The catalogue is organized into three sections: photographs of ghosts, photographs of fluids, and photographs of mediums. While the images selected to represent each of these categories often seem fraudulent, the curators refrain from expressing opinions regarding their legitimacy. Apraxine and Schmit explain:

"The traditional question of whether or not to believe in the occult will be set aside from the outset. The authors’ position is precisely that of having no position, or, at least not in so Manichean a form …. To transpose such Manicheanism to photography would inevitably mean falling into the rhetoric of proof, of truth or lies, which has been largely discredited in the arena of photography discourse today." (p. 14)

In contrast to the "aesthetic approach" or the "believer’s approach," therefore, the authors describe their method as "resolutely historical," as they are primarily interested in the anthropological value of these images (p. 14). While some reviewers have interpreted this stance as "po-mo ooze,"[6] it appears to me as an exemplary attempt to understand the context in which these images were originally produced and received. According to Apraxine and Schmit, such an approach was also necessary in order to do such a show.

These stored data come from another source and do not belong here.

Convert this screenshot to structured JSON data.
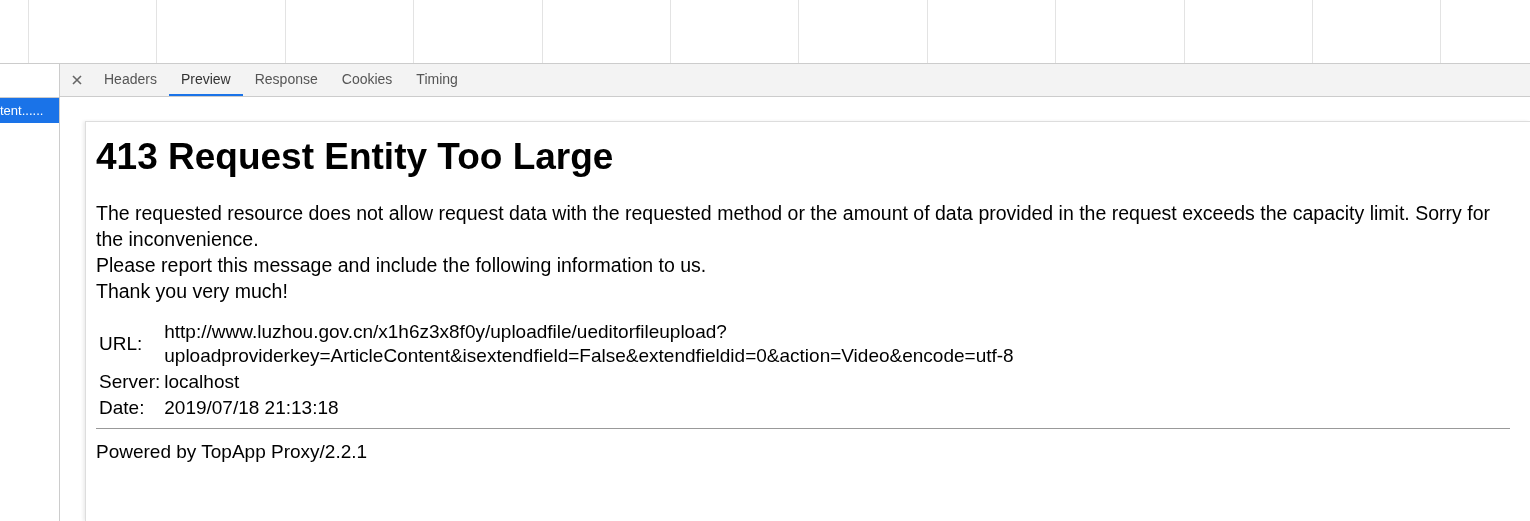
{
  "sidebar": {
    "items": [
      {
        "label": "tent......",
        "selected": true
      }
    ]
  },
  "tabs": [
    {
      "label": "Headers",
      "selected": false
    },
    {
      "label": "Preview",
      "selected": true
    },
    {
      "label": "Response",
      "selected": false
    },
    {
      "label": "Cookies",
      "selected": false
    },
    {
      "label": "Timing",
      "selected": false
    }
  ],
  "preview": {
    "heading": "413 Request Entity Too Large",
    "paragraphs": [
      "The requested resource does not allow request data with the requested method or the amount of data provided in the request exceeds the capacity limit. Sorry for the inconvenience.",
      "Please report this message and include the following information to us.",
      "Thank you very much!"
    ],
    "info": [
      {
        "label": "URL:",
        "value_lines": [
          "http://www.luzhou.gov.cn/x1h6z3x8f0y/uploadfile/ueditorfileupload?",
          "uploadproviderkey=ArticleContent&isextendfield=False&extendfieldid=0&action=Video&encode=utf-8"
        ]
      },
      {
        "label": "Server:",
        "value_lines": [
          "localhost"
        ]
      },
      {
        "label": "Date:",
        "value_lines": [
          "2019/07/18 21:13:18"
        ]
      }
    ],
    "footer": "Powered by TopApp Proxy/2.2.1"
  }
}
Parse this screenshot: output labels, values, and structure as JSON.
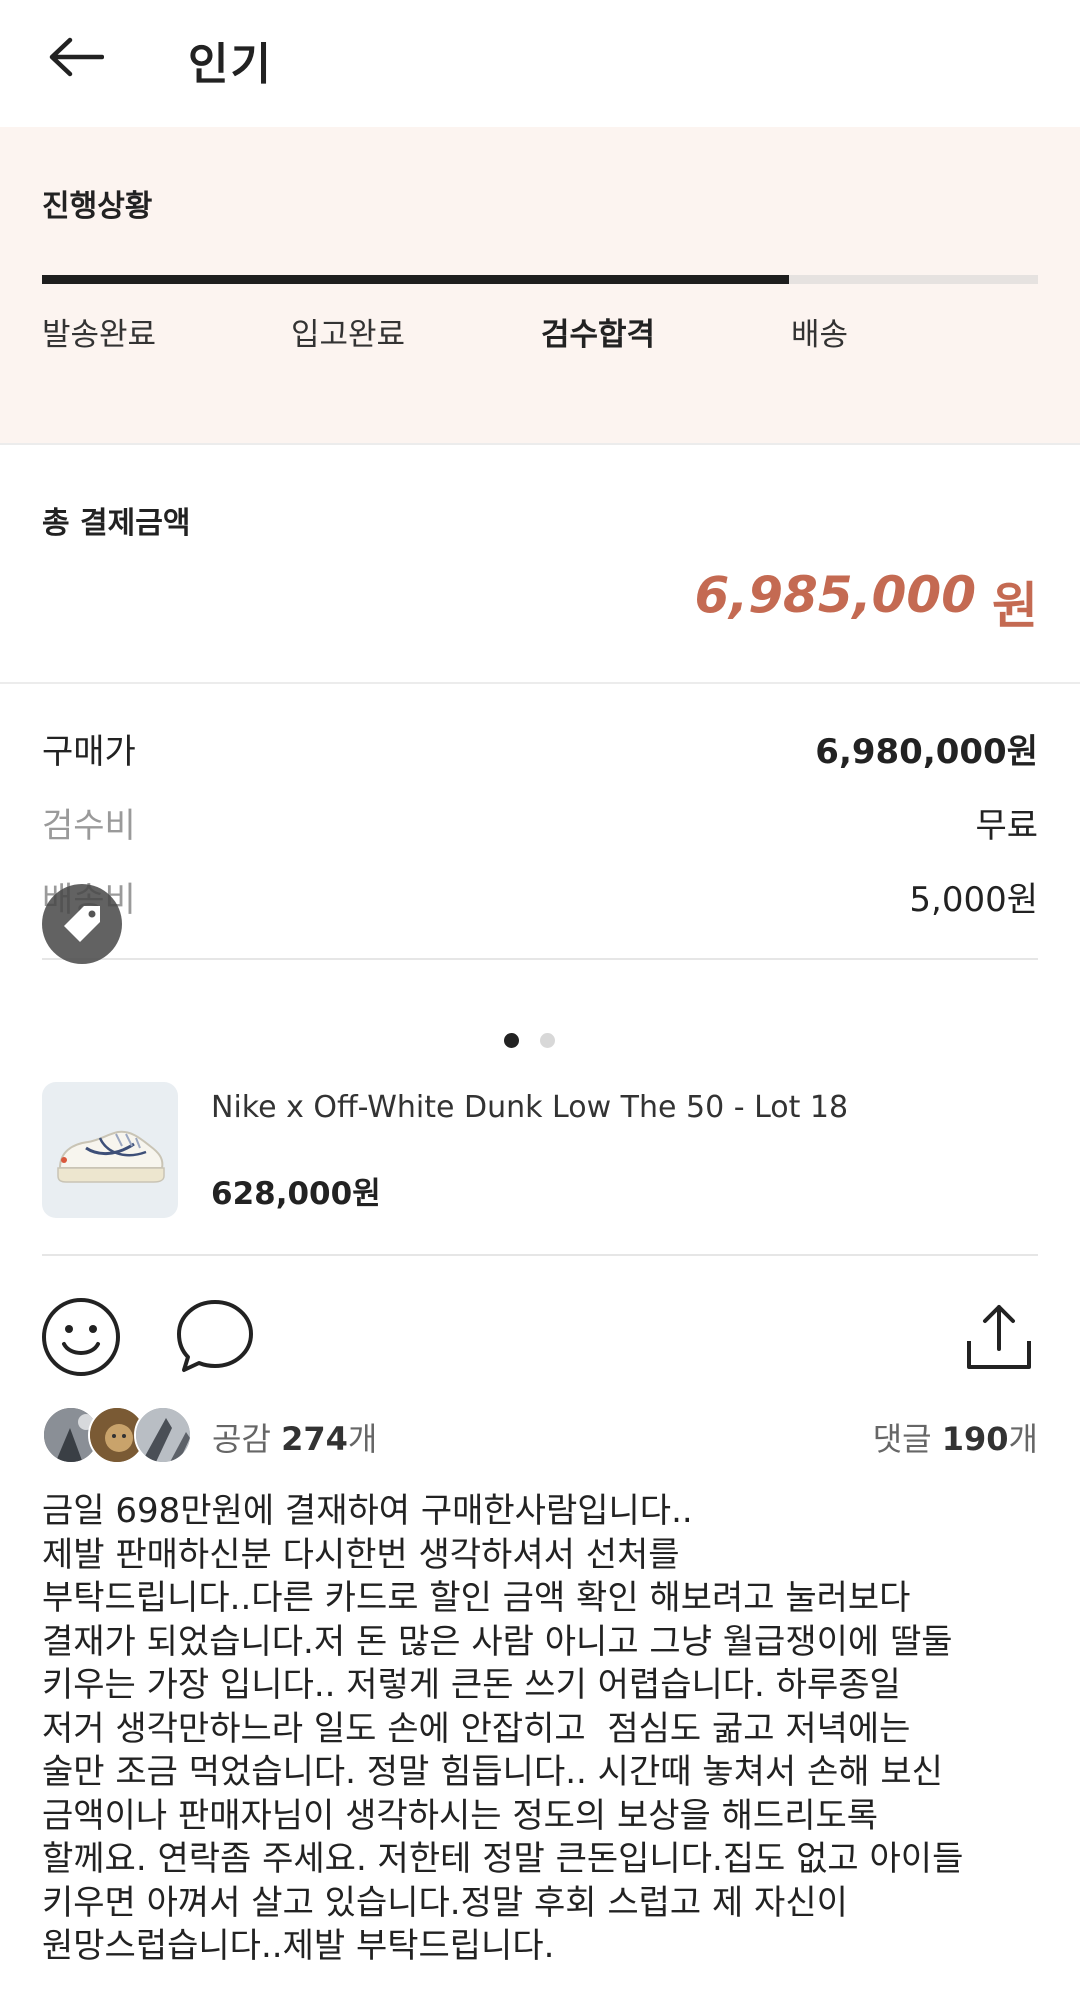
{
  "header": {
    "title": "인기",
    "back_icon": "arrow-left-icon"
  },
  "progress": {
    "title": "진행상황",
    "fill_fraction": 0.75,
    "steps": [
      "발송완료",
      "입고완료",
      "검수합격",
      "배송"
    ],
    "active_step": 2
  },
  "total": {
    "label": "총 결제금액",
    "amount": "6,985,000",
    "unit": "원",
    "color": "#c46a52"
  },
  "details": {
    "purchase_label": "구매가",
    "purchase_value": "6,980,000원",
    "inspection_label": "검수비",
    "inspection_value": "무료",
    "shipping_label": "배송비",
    "shipping_value": "5,000원"
  },
  "carousel": {
    "current": 1,
    "total": 2
  },
  "product": {
    "name": "Nike x Off-White Dunk Low The 50 - Lot 18",
    "price": "628,000원"
  },
  "actions": {
    "like_icon": "smiley-icon",
    "comment_icon": "speech-bubble-icon",
    "share_icon": "share-icon"
  },
  "meta": {
    "likes_label": "공감",
    "likes_count": "274",
    "likes_suffix": "개",
    "comments_label": "댓글",
    "comments_count": "190",
    "comments_suffix": "개"
  },
  "post": {
    "body": "금일 698만원에 결재하여 구매한사람입니다..\n제발 판매하신분 다시한번 생각하셔서 선처를\n부탁드립니다..다른 카드로 할인 금액 확인 해보려고 눌러보다\n결재가 되었습니다.저 돈 많은 사람 아니고 그냥 월급쟁이에 딸둘\n키우는 가장 입니다.. 저렇게 큰돈 쓰기 어렵습니다. 하루종일\n저거 생각만하느라 일도 손에 안잡히고  점심도 굶고 저녁에는\n술만 조금 먹었습니다. 정말 힘듭니다.. 시간때 놓쳐서 손해 보신\n금액이나 판매자님이 생각하시는 정도의 보상을 해드리도록\n할께요. 연락좀 주세요. 저한테 정말 큰돈입니다.집도 없고 아이들\n키우면 아껴서 살고 있습니다.정말 후회 스럽고 제 자신이\n원망스럽습니다..제발 부탁드립니다."
  }
}
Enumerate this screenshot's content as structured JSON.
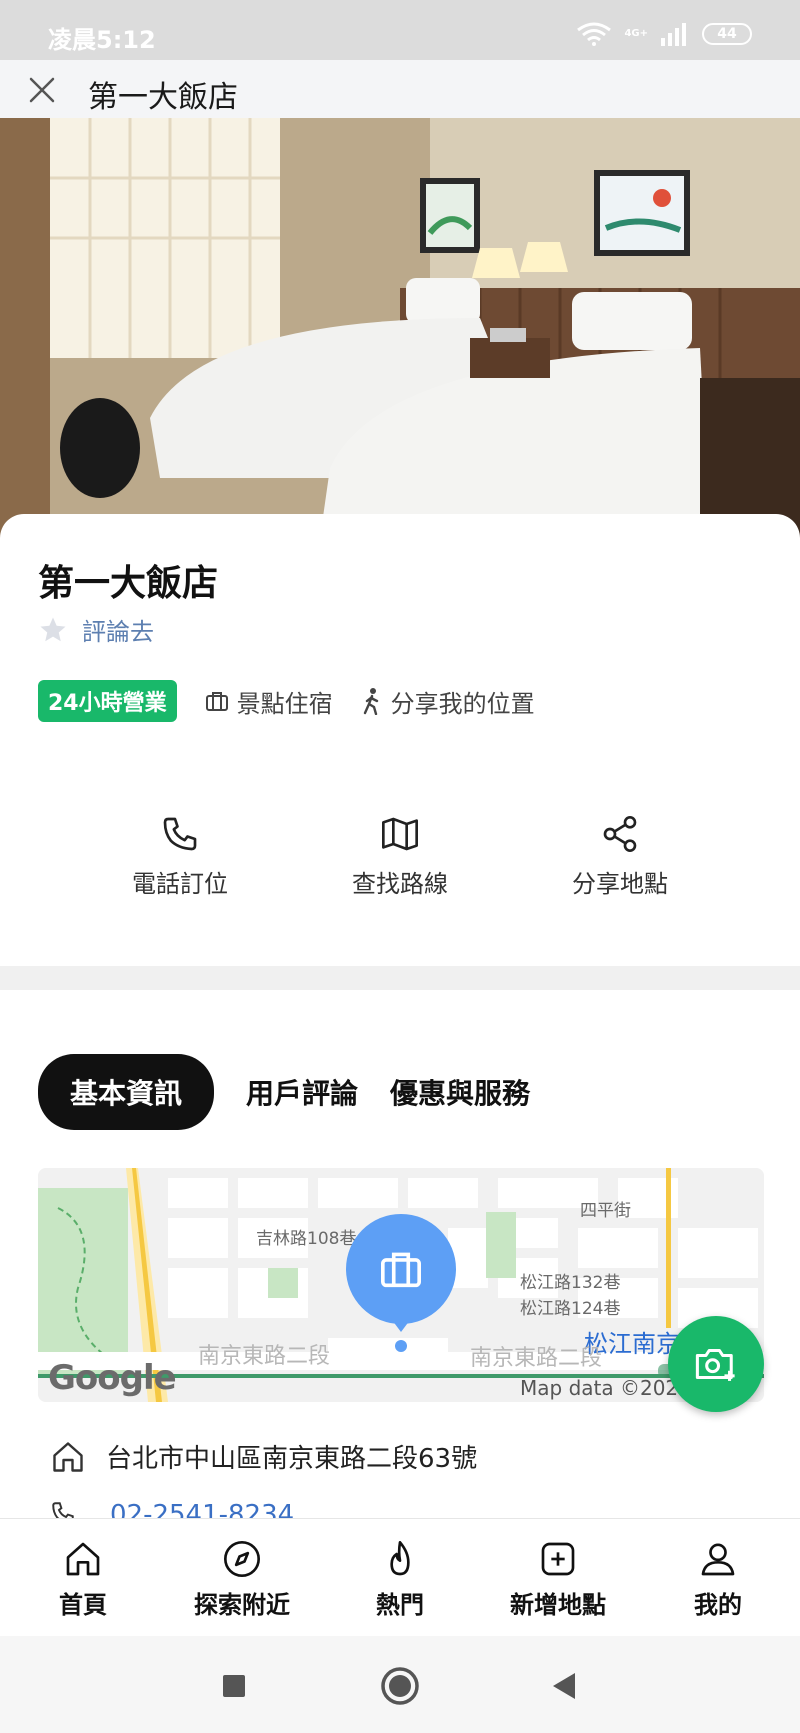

Schmit says, for example, that "[i]f I hadn’t considered at least the possibility of it existing, I don’t think I would have been interested in doing the exhibit."[7] Apraxine’s attitude is similarly ambiguous: "I believe you can see a ghost, but that doesn’t mean I believe in ghosts."[8] As this enigmatic statement makes clear, the relationship between belief and sight is precisely what these photographs so powerfully disrupt.

My only criticism of the book is that I would have liked to see the authors make more precise distinctions between the various types of photographs. Rolf Krauss argues, for example, that the photographing of fluids marked a fundamental shift in the spiritualists’ understanding of the role of the camera,[9] and Karl Schoonover similarly claims that spirit photographs and ectoplasm photographs actually represent different conceptions of the photographic process.[10] As purely historical texts, however, the scholarly articles that accompany these images are thorough and provocative, and it is a testament to their own imaginative powers that the authors were able to raise such serious questions with material that is so rarely taken seriously.

References

1. For more information, see M. Filler, "Reflections of a Golden Eye," Departures Sept. 2005 <http://www.departures.com/ad/ad_0905_apraxine.html>.

2. S. Sontag, On Photography (New York: Farrar, Straus and Giroux, 1977) p. 154. See also W. Benjamin, "Short History of Photography," trans. Phil Patton, ArtForum Vol. 15, No. 6, 46-51 (February 1977) p. 47; R. Barthes, Camera Lucida: Reflections on Photography, trans. Richard Howard (New York: Farrar, Straus and Giroux, 1981) p. 9.

3. J. Tagg, The Burden of Representation: Essays on Photographies and Histories (Amherst: University of Massachusetts Press, 1998) p. 188.

4. T. Gunning, "Phantom Images and Modern Manifestations: Spirit Photography, Magic Theater, Trick Films, and Photography’s Uncanny," Fugitive Images: From Photography to Video, ed. Patrice Petro (Bloomington: Indiana University Press, 1995) p. 67.

5. M. Kimmelman, "Ghosts in the Lens, Tricks in the Darkroom," The New York Times 30 Sept. 2005 <http://www.nytimes.com/2005/09/30/arts/design/30kimm.html?ex=1132894800&en=a8cb111c88a8c57c&ei=5070>.

6. A. Stuttaford, "Ghosts in the Machine," National Review Online 31 Oct. 2005 <http://www.nationalreview.com/stuttaford/stuttaford200510310824.asp>.

7. R. Kennedy, "The Ghost in the Darkroom," The New York Times 4 Sept. 2005, p. 18.

8. R. Kennedy, "The Ghost in the Darkroom," The New York Times 4 Sept. 2005, p. 18.

9. R. Krauss, Beyond Light and Shadow: The Role of Photography in Certain Paranormal Phenomena: An Historical Survey, trans. Timothy Bell and John Gledhill (Tucson: Nazraeli Press, 1995) p. 144.

10. K. Schoonover, "Ectoplasms, Evanescence, and Photography," Art Journal Vol. 62, No. 3, 30-41 (Fall 2003) p. 33.